Model parameters such as C and ε are selected by users based on a priori knowledge and/or user expertise.19 Obviously, this approach is not appropriate for non-expert users. It is well known that SVR generalization performance (estimation accuracy) depends on a good setting of meta-parameters parameters C, ε and the kernel parameters. The problem of selection of the optimal parameter is further complicated by the fact that SVR model complexity (and hence its generalization performance) depends on all three parameters. Existing software implementations of SVR usually treat SVR meta-parameters as user-defined inputs. In this article we focused on the choice of C and ε, rather than on selecting the kernel function. OSA/CSA classification accuracy on cross-validation data set rather than root mean squared error (RMSE) was considered the performance criterion to select the best parameter set. Therefore data-intensive computational burden was significantly reduced. Parameter C determines the trade-off between the model complexity (flatness) and the degree to which deviations larger than ε are tolerated in optimization formulation (Eq. 1). For example, if C is too large (infinity), then the objective is to minimize the empirical risk only, without regard to model complexity part in the optimization formulation. Parameter ε controls the width of the ε-insensitive zone, used to fit the training data. The value of ε can affect the number of support vectors used to construct the regression function. The greater the ε, the fewer the support vectors that are selected. On the other hand, greater ε-values result in more “flat” estimates. Hence, both C and ε-values affect model complexity (but in a different way).

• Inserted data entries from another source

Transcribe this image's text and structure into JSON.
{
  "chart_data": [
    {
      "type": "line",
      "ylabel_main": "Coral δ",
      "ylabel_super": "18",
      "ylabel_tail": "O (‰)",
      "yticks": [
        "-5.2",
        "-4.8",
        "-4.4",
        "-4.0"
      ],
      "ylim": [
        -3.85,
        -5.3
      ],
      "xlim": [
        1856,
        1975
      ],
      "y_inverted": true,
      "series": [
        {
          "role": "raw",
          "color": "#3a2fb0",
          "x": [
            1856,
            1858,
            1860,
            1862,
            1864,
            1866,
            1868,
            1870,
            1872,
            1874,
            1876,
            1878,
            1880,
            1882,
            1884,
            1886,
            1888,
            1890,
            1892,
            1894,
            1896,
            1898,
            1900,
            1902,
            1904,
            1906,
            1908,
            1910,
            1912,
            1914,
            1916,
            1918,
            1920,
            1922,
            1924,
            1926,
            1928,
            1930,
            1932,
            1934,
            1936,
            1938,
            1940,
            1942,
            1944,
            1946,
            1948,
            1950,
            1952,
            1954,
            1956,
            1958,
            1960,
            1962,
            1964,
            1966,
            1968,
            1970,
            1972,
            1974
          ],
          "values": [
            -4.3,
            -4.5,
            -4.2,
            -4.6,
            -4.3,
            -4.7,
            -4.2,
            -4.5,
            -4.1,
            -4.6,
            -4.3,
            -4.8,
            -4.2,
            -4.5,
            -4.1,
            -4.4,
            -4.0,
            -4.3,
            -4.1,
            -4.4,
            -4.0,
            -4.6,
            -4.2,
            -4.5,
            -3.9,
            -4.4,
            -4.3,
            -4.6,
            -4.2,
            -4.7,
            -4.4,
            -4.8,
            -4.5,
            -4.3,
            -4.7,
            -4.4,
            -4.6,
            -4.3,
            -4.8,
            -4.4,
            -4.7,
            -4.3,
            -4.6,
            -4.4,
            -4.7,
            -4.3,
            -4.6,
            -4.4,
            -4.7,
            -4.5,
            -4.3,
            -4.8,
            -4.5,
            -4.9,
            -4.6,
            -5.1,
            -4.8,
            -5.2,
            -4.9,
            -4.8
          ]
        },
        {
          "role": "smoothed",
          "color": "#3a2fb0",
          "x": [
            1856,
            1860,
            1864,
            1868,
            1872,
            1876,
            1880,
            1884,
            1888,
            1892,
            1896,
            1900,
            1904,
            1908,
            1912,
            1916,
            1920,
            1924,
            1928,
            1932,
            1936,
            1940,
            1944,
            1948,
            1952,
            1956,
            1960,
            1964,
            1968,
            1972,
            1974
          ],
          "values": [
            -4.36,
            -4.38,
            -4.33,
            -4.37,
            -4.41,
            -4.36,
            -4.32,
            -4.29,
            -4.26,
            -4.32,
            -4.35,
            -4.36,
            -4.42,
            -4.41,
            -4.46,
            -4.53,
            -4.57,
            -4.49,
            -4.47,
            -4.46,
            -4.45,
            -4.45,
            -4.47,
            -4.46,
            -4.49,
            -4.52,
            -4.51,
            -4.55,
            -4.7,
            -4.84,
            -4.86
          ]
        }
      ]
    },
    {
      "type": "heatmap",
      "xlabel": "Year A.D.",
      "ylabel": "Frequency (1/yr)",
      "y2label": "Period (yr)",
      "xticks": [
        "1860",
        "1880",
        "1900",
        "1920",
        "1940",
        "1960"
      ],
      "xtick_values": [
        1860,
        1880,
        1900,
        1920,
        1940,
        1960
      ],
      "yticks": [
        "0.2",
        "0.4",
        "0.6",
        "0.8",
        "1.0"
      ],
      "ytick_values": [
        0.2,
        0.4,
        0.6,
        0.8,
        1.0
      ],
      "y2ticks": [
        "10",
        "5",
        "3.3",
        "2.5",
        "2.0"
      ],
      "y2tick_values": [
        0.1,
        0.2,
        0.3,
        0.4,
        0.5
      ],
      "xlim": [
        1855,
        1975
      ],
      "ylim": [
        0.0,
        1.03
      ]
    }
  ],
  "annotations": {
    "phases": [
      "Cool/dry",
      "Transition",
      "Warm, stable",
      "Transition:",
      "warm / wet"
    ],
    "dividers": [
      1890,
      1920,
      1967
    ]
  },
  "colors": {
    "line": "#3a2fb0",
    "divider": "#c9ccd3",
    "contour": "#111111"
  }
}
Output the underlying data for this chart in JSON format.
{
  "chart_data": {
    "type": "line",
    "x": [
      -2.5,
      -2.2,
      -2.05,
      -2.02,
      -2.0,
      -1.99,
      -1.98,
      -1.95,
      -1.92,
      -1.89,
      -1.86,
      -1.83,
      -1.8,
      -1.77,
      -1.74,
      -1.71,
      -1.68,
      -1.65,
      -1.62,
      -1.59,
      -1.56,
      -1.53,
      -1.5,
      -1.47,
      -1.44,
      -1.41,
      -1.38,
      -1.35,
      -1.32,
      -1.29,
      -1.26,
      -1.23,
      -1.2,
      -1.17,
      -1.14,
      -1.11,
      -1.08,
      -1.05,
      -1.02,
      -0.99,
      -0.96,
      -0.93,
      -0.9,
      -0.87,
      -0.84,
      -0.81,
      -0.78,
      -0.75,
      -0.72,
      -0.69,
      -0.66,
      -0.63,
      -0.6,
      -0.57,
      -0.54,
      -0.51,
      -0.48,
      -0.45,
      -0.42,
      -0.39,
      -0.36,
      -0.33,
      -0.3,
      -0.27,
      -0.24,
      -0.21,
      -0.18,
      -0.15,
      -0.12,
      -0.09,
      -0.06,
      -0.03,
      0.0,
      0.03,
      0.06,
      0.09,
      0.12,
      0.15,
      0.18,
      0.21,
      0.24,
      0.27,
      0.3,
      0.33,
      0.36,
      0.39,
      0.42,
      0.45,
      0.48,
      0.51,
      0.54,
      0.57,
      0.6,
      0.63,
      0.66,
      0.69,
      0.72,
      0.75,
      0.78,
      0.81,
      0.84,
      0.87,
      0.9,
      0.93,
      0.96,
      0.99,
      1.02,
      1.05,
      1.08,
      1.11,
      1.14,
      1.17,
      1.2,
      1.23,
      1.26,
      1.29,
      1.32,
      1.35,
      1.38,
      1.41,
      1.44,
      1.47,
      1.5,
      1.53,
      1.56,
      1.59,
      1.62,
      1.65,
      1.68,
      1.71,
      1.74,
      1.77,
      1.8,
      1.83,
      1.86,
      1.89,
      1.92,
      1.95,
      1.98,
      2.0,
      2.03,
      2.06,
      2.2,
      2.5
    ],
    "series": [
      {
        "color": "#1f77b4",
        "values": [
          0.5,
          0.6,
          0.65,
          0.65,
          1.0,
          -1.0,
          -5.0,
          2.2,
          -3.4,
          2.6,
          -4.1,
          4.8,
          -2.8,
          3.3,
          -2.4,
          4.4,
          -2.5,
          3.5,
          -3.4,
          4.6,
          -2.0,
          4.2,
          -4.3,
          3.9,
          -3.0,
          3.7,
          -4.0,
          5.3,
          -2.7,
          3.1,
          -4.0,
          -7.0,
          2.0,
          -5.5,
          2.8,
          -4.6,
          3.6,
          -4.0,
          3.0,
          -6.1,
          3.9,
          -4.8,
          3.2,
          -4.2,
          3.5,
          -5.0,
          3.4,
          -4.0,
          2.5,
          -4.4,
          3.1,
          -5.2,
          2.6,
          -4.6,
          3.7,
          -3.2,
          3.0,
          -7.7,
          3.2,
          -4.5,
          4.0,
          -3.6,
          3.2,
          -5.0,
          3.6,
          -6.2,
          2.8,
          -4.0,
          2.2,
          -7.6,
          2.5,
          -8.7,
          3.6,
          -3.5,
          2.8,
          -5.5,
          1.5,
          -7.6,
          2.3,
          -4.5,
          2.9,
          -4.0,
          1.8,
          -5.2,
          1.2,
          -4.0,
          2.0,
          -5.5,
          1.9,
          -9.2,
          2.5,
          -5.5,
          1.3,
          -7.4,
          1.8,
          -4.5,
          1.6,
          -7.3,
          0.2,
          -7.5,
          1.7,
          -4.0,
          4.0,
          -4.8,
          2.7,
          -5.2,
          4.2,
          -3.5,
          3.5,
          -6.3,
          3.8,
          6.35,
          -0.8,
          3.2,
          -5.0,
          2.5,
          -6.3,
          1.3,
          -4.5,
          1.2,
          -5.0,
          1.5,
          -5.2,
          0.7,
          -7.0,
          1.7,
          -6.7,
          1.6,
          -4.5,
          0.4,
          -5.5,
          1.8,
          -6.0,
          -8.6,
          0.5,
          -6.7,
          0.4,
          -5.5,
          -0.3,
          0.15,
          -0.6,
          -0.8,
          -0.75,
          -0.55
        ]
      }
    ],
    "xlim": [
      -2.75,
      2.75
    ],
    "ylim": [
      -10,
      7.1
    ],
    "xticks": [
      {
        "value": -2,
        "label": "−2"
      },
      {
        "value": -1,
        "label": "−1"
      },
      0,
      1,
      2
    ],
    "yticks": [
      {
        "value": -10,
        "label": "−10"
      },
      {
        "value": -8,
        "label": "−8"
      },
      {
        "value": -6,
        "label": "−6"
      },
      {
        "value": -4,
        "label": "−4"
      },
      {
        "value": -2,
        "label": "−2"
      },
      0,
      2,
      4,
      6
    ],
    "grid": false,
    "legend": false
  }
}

In this study, the RIP was used as a gold standard of respiratory monitoring which measures the changes in the expansion and contraction of the thoracic and abdominal cavities. Placing an elastic belt in series with a piezo-electric sensor does this. One is placed at the level of the upper thorax, generally right underneath the arms to pick up rib-cage movements, and the other is placed at the level of the umbilicus to pick up abdominal movements. This study focused on ECG and SVR-based surrogate respiratory signal that can classify OSA and CSA events. The proposed algorithm can be applied to recognize OSA or CSA types after the event is detected. For example, our earlier study10 can be used to detect individual apnea events. Although hypopneas were not used in this study, it may, however, be an interesting topic to look at how SVR can model respiratory movements during hypopneas. In future, esophageal catheter pressure signal which represents the respiratory effort (pressure) in sleep-disordered breathing could be attempted to use as a standard reference of respiratory signal to develop the model for surrogate respiratory effort signal in sleep-related breathing events. In addition to OSA/CSA discrimination, other potential application of our model may be to assess the severity of airway obstruction in patients with obstructive airway disease including asthma, bronchiolitis, and chronic obstructive pulmonary disease (COPD).